Budget : le Sénat vote la baisse d’impôt sur le revenu de cinq milliards d’euros

 

Le Sénat a voté samedi matin la baisse d’impôt sur le revenu pour les ménages, une des mesures phares du budget 2020. Elle doit permettre d’adoucir l’entrée dans l’impôt pour les nouveaux contribuables, avec une baisse de trois points du taux d’imposition de la première tranche.

12 millions de foyers concernés

Après l’Assemblée nationale, le Sénat a voté samedi matin la baisse d’impôt sur le revenu pour les ménages, une des mesures phares du budget 2020.

La chambre haute, dominée par l’opposition de droite, a approuvé à son tour l’article 2 du projet de loi de finances déjà adopté par l’Assemblée Nationale. La mesure doit permettre d’adoucir l’entrée dans l’impôt des nouveaux contribuables, avec une baisse de trois points du taux d’imposition de la première tranche. Celle-ci concerne 12 millions de foyers, sur les 16,8 millions qui payent l’impôt sur le revenu. Le gain moyen par foyer dans cette première tranche sera de 350 euros.
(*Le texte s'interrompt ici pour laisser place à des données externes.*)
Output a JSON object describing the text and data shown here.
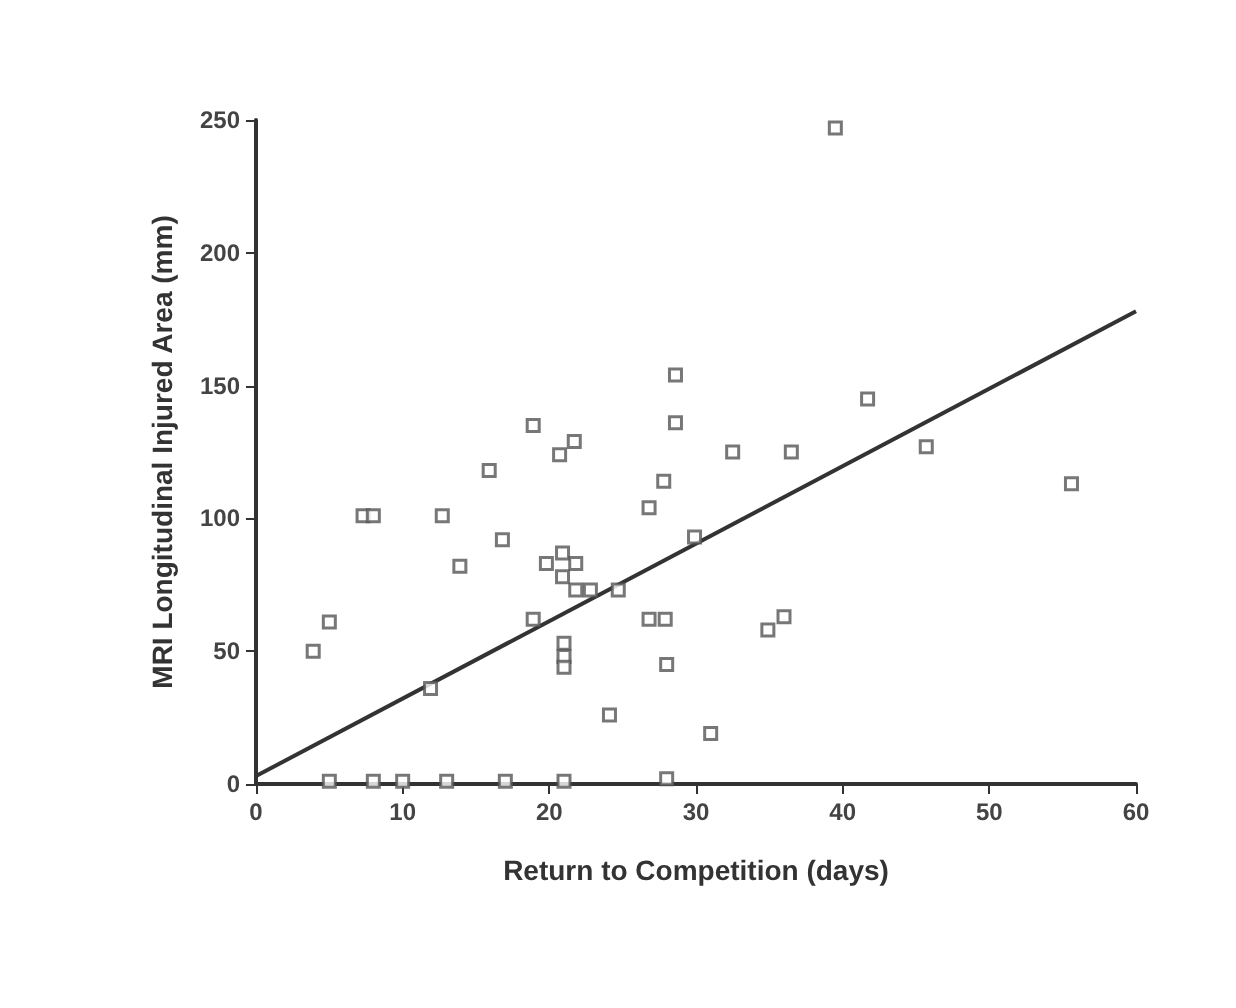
{
  "chart_data": {
    "type": "scatter",
    "xlabel": "Return to Competition (days)",
    "ylabel": "MRI Longitudinal Injured Area (mm)",
    "xlim": [
      0,
      60
    ],
    "xticks": [
      0,
      10,
      20,
      30,
      40,
      50,
      60
    ],
    "ylim": [
      0,
      250
    ],
    "yticks": [
      0,
      50,
      100,
      150,
      200,
      250
    ],
    "grid": false,
    "series": [
      {
        "marker": "square",
        "color": "#555555",
        "x": [
          28.6,
          28.6,
          18.9,
          21.7,
          20.7,
          39.5,
          41.7,
          45.7,
          36.5,
          32.5,
          15.9,
          27.8,
          26.8,
          7.3,
          8.0,
          12.7,
          16.8,
          29.9,
          13.9,
          20.9,
          19.8,
          21.8,
          20.9,
          21.8,
          22.8,
          24.7,
          18.9,
          26.8,
          27.9,
          5,
          3.9,
          21,
          21,
          21,
          28,
          11.9,
          24.1,
          31,
          55.6,
          34.9,
          36,
          5,
          8,
          10,
          13,
          17,
          21,
          28
        ],
        "values": [
          154,
          136,
          135,
          129,
          124,
          247,
          145,
          127,
          125,
          125,
          118,
          114,
          104,
          101,
          101,
          101,
          92,
          93,
          82,
          87,
          83,
          83,
          78,
          73,
          73,
          73,
          62,
          62,
          62,
          61,
          50,
          53,
          48,
          44,
          45,
          36,
          26,
          19,
          113,
          58,
          63,
          1,
          1,
          1,
          1,
          1,
          1,
          2
        ]
      },
      {
        "type": "line",
        "color": "#333333",
        "x": [
          0,
          60
        ],
        "values": [
          3,
          178
        ]
      }
    ]
  }
}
Les cinq millions de foyers de la tranche suivante bénéficieront eux d’un gain moyen de 180 euros. Les seuils d’entrée dans les deuxième et troisième tranches imposables seront cependant légèrement abaissés. Avec la réforme du prélèvement à la source, le taux d’imposition de chaque contribuable intégrera le nouveau barème dès janvier, ce qui rendra les gains immédiatement perceptibles.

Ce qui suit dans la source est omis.